A behavioural study to identify engagement opportunities with Mozilla

With
Mozilla and Calibro
Year
2017
Challenge icon
Challenge

How can we map the Conscious Choosers' value system and requirements to encourage more responsible online behaviour?

Process icon
Process

We conducted a research study in USA and Germany to map how different types of Conscious Choosers relate to technology and internet-related issues.

Outcome icon
Outcome

We developed a set of personas and recommendations on product features (for Firefox) and communication strategies (for Mozilla).

Mozilla has identified the Conscious Choosers as a cohort of people who exhibit signs of “everyday activism” in their offlines lives, and express those through the product and services they choose and use.

At the same time, these same people don't apply similar values and behaviours in their online lives, where they often use services that don't reflect their ethical choices. Starting from the assumption that the Conscious Choosers are a good audience for Mozilla and Firefox, it was still unknown what arguments and product features could better engaged them (e.g. How do they make their online decisions? What's their perception of privacy? What are their main concerns nowadays?).

Online-offline behaviour exercise
Online-offline behaviour exercise

A combined digital and traditional ethnographic approach allowed to discover more about the Conscious Choosers. We used web ethnography to explore the main topics and actors connected to each of the five Internet Health issues (data privacy and security, decentralization, web literacy, digital inclusion and open innovation) based on what appear as result during searches on Chrome and DuckDuckGo. This helped creating a broader set of themes and keywords to be discussed during the specific qualitative research. In parallel, a mixed quantitative and qualitative research study allowed to identify different types of Conscious Choosers and conduct in-depth interviews with about 24 of them in the USA (in Atlanta, Kansas City and Austin) and the same amount in Germany (in Hamburg, Leipzig and Munich). The in-depth interviews were essential to assess their online and offline behaviours across a variety of contexts, understand their mental models around data privacy, and explore their knowledge of Internet-related issues. The interviews were complemented by direct observation in specific spots of each town with high presence of Conscious Choosers (e.g. co-working spaces, artist galleries, social innovation hubs, etc.) and by organizing small events with local experts to get their opinion on the current beliefs and behaviours related to technology. The research tour lasted three weeks in each country, and brought to a very complete understanding of the initial open points.

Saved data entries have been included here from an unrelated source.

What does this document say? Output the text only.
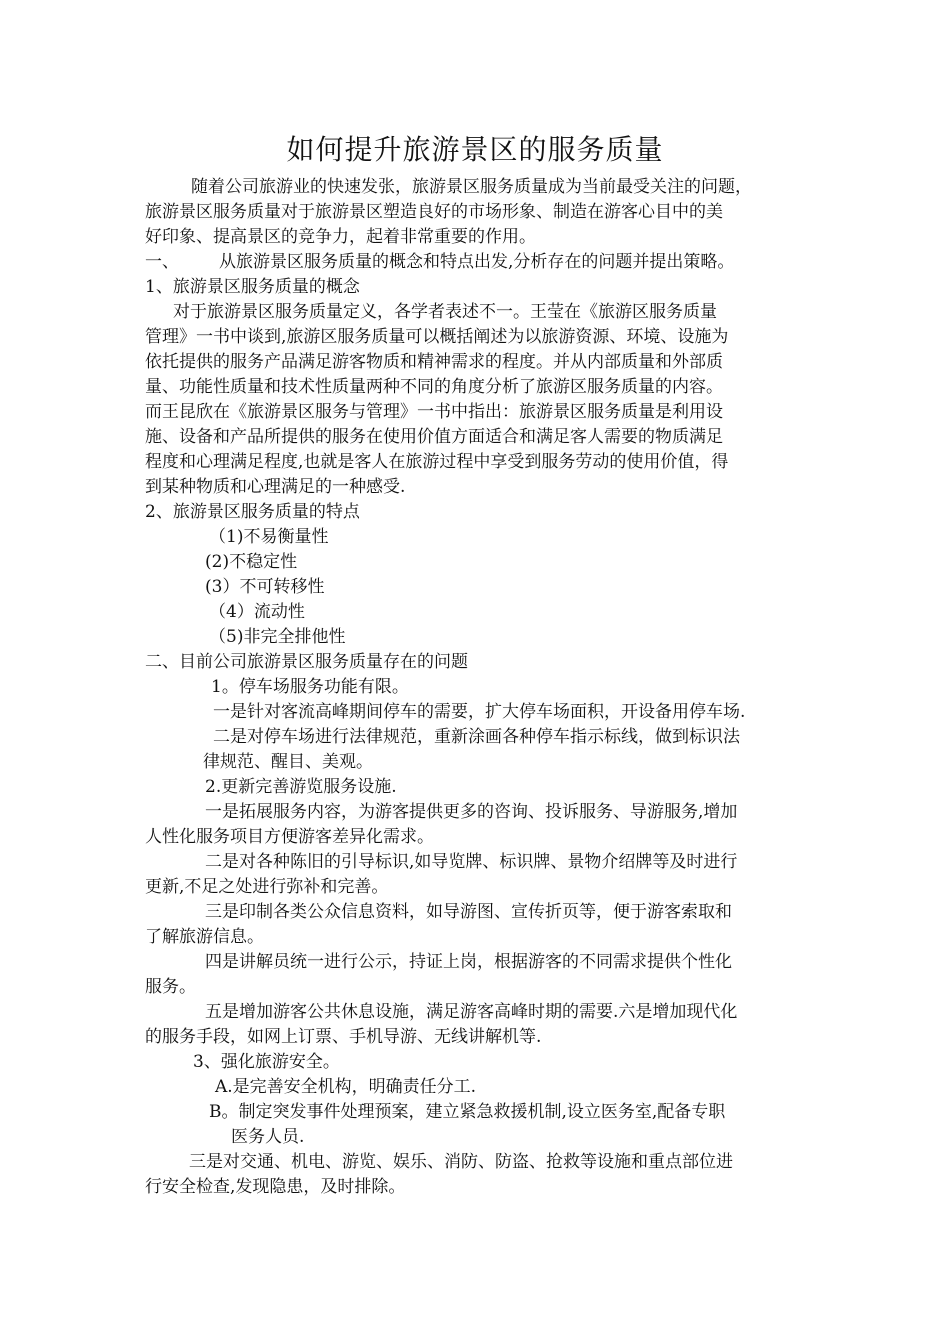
如何提升旅游景区的服务质量

随着公司旅游业的快速发张，旅游景区服务质量成为当前最受关注的问题，

旅游景区服务质量对于旅游景区塑造良好的市场形象、制造在游客心目中的美

好印象、提高景区的竞争力，起着非常重要的作用。

一、 从旅游景区服务质量的概念和特点出发,分析存在的问题并提出策略。

1、旅游景区服务质量的概念

对于旅游景区服务质量定义，各学者表述不一。王莹在《旅游区服务质量

管理》一书中谈到,旅游区服务质量可以概括阐述为以旅游资源、环境、设施为

依托提供的服务产品满足游客物质和精神需求的程度。并从内部质量和外部质

量、功能性质量和技术性质量两种不同的角度分析了旅游区服务质量的内容。

而王昆欣在《旅游景区服务与管理》一书中指出：旅游景区服务质量是利用设

施、设备和产品所提供的服务在使用价值方面适合和满足客人需要的物质满足

程度和心理满足程度,也就是客人在旅游过程中享受到服务劳动的使用价值，得

到某种物质和心理满足的一种感受.

2、旅游景区服务质量的特点

（1)不易衡量性

(2)不稳定性

(3）不可转移性

（4）流动性

（5)非完全排他性

二、目前公司旅游景区服务质量存在的问题

1。停车场服务功能有限。

一是针对客流高峰期间停车的需要，扩大停车场面积，开设备用停车场.

二是对停车场进行法律规范，重新涂画各种停车指示标线，做到标识法

律规范、醒目、美观。

2.更新完善游览服务设施.

一是拓展服务内容，为游客提供更多的咨询、投诉服务、导游服务,增加

人性化服务项目方便游客差异化需求。

二是对各种陈旧的引导标识,如导览牌、标识牌、景物介绍牌等及时进行

更新,不足之处进行弥补和完善。

三是印制各类公众信息资料，如导游图、宣传折页等，便于游客索取和

了解旅游信息。

四是讲解员统一进行公示，持证上岗，根据游客的不同需求提供个性化

服务。

五是增加游客公共休息设施，满足游客高峰时期的需要.六是增加现代化

的服务手段，如网上订票、手机导游、无线讲解机等.

3、强化旅游安全。

A.是完善安全机构，明确责任分工.

B。制定突发事件处理预案，建立紧急救援机制,设立医务室,配备专职

医务人员.

三是对交通、机电、游览、娱乐、消防、防盗、抢救等设施和重点部位进

行安全检查,发现隐患，及时排除。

Prioritizing the five Internet Health issues identified by Mozilla
Prioritizing the five Internet Health issues identified by Mozilla

Three American and four German personas emerged during the study, for a total of seven different approaches that Conscious Choosers may have, considering their value system and use of technology. Each persona has been described in depth, detailing the motivation behind their online and offline choices and their point of view on Internet and technology in general. Each description covered specific insights connected to the way in which Mozilla and Firefox teams are organized (from browser features to communication), so that every department could already link the persona to their own activities and find inspirations. The descriptions also included a map showing the personas along a continuum that goes from unaware to aware, active and advocate: there could be different enabling and blocking factors that help Conscious Choosers moving further in that journey and those need to be considered in order to engage them more and more.